Arab Bank Plc won dismissal of a U.S. lawsuit filed by a former Israeli government official over an injury he suffered in a gunfire attack he claims was linked to the Palestinian group Hamas.
U.S. District Judge Jack B. Weinstein in Brooklyn, New York, ruled today that the plaintiff didn’t show enough evidence that Jordan’s largest bank played a role in the 2008 attack to send the case to trial.
Mati Gill, a former aide to Israel’s minister of public security, sued under the Anti-Terrorism Act over the bank’s alleged support of Hamas, which rules the Gaza Strip and has been designated a terrorist group by the U.S. government.
“Plaintiff must establish by a preponderance of evidence that the bank recklessly, knowingly, or intentionally, and proximately caused plaintiff’s injuries, either by the bank’s own actions or in a conspiracy with Hamas or other terrorist organizations,” Weinstein wrote in an order. “It cannot do so.”
The case had been set for trial Nov. 19. In September, the judge threw out one claim in the lawsuit alleging the bank aided and abetted the attack.
Separately, families of dozens of victims of other attacks in Israel are also pursuing cases against the bank in Brooklyn federal court, claiming it helped support Palestinian suicide bombers.
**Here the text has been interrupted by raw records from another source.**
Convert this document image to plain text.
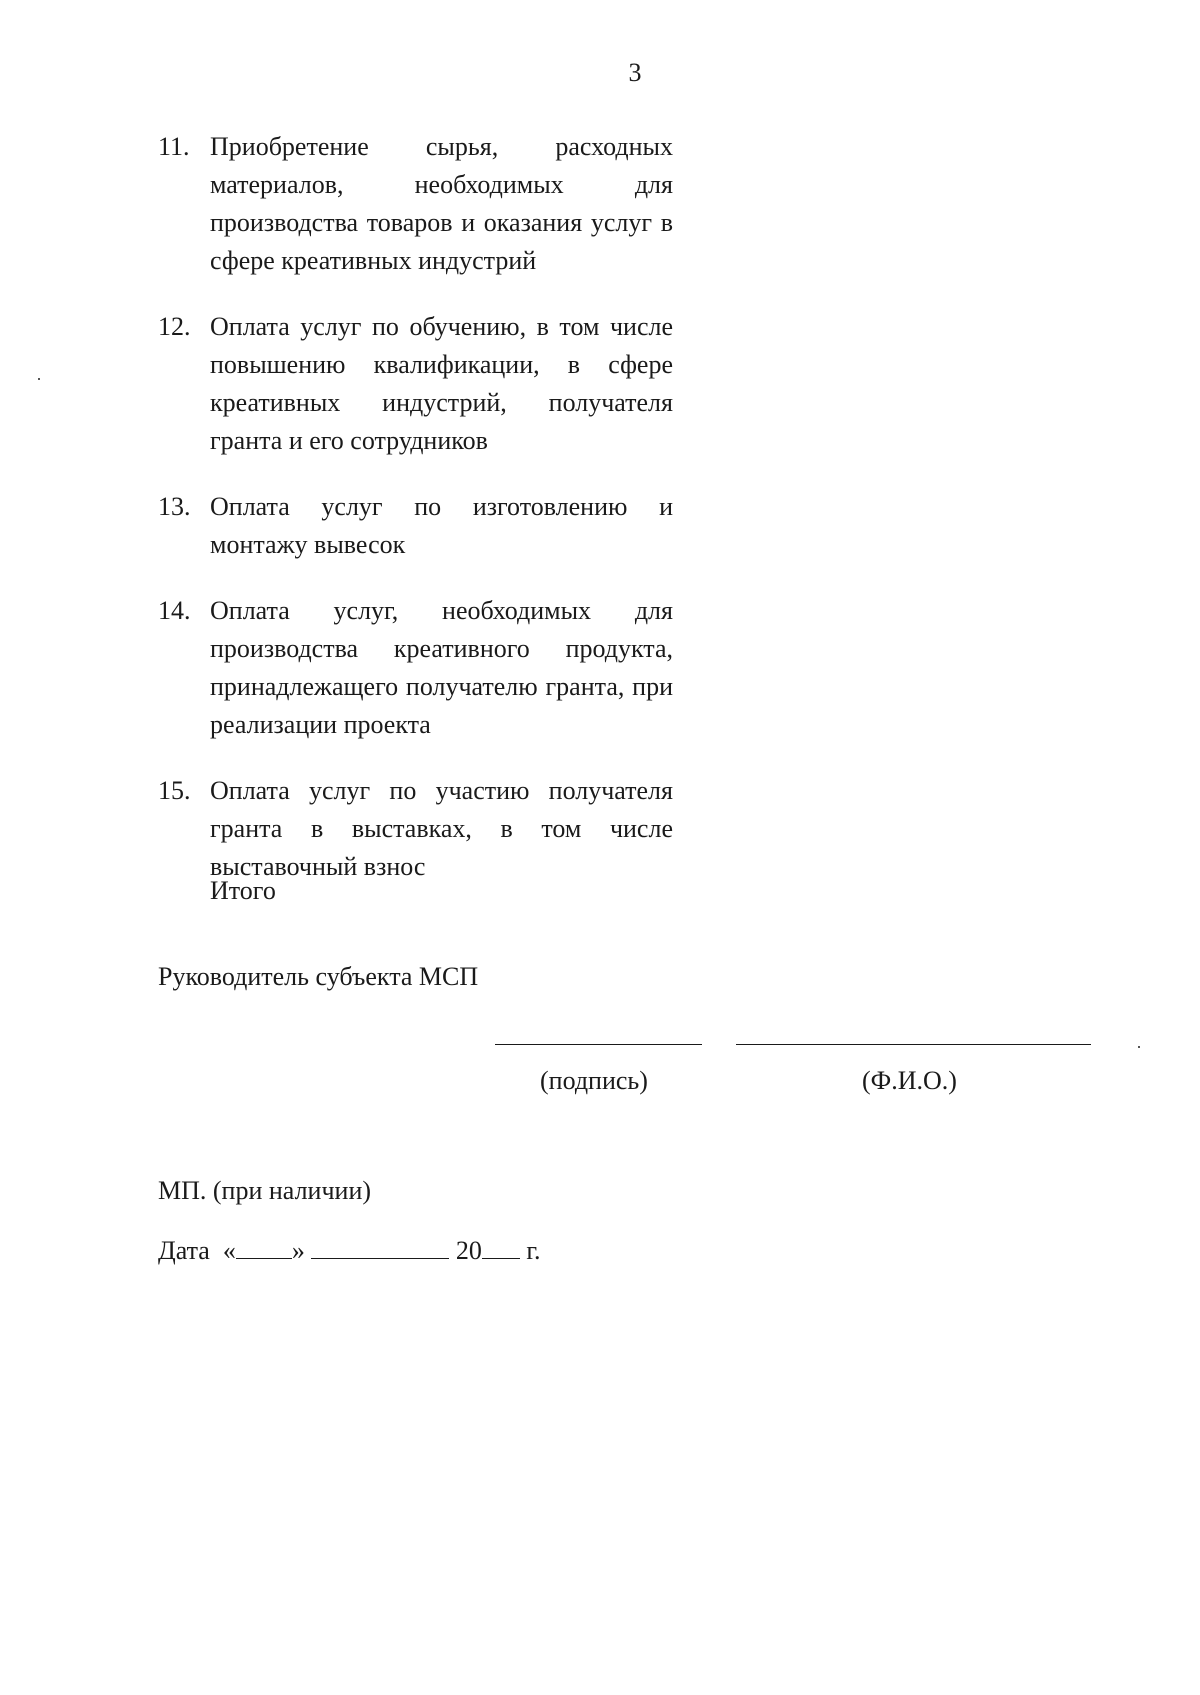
3
11. Приобретение сырья, расходных материалов, необходимых для производства товаров и оказания услуг в сфере креативных индустрий
12. Оплата услуг по обучению, в том числе повышению квалификации, в сфере креативных индустрий, получателя гранта и его сотрудников
13. Оплата услуг по изготовлению и монтажу вывесок
14. Оплата услуг, необходимых для производства креативного продукта, принадлежащего получателю гранта, при реализации проекта
15. Оплата услуг по участию получателя гранта в выставках, в том числе выставочный взнос
Итого
Руководитель субъекта МСП
(подпись)	(Ф.И.О.)
МП. (при наличии)
Дата « »	20 г.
U.S. District Judge Nina Gershon has not yet determined whether any of those cases will go to trial.
“This is the first Arab Bank case where the court has evaluated the entire record, and it dismissed the case concluding that the bank was not responsible for the plaintiff’s injuries,” a spokesman for the Amman, Jordan-based bank, Bob Chlopak, said in an e-mailed statement.
A lawyer for Gill, Gary Osen, said the bank wrongfully refused to turn over records of financial transactions from the time period when the attack occurred.
“In effect, today’s decision rewards the bank for its refusal to abide by standing orders of the court,” Osen said in an e-mailed statement. Gill will appeal the ruling, he said.
Gill, a U.S. citizen, was wounded in 2008 by a shot fired from Gaza, a territory bordering Israel. Under U.S. law, it is illegal to provide material support or resources to terrorists. U.S. citizens who are victims of terrorist acts are also permitted to seek civil damages under the Anti-Terrorism Act.
In 2005, the New York branch of Arab Bank agreed to pay a $24 million civil penalty to settle U.S. allegations that it failed to identify and report suspicious transactions involving possible support of terrorism, according to court papers. The bank neither admitted nor denied those claims, according to the papers.
The case is Gill v. Arab Bank Plc, 1:11-cv-03706, U.S. District Court, Eastern District of New York (Brooklyn).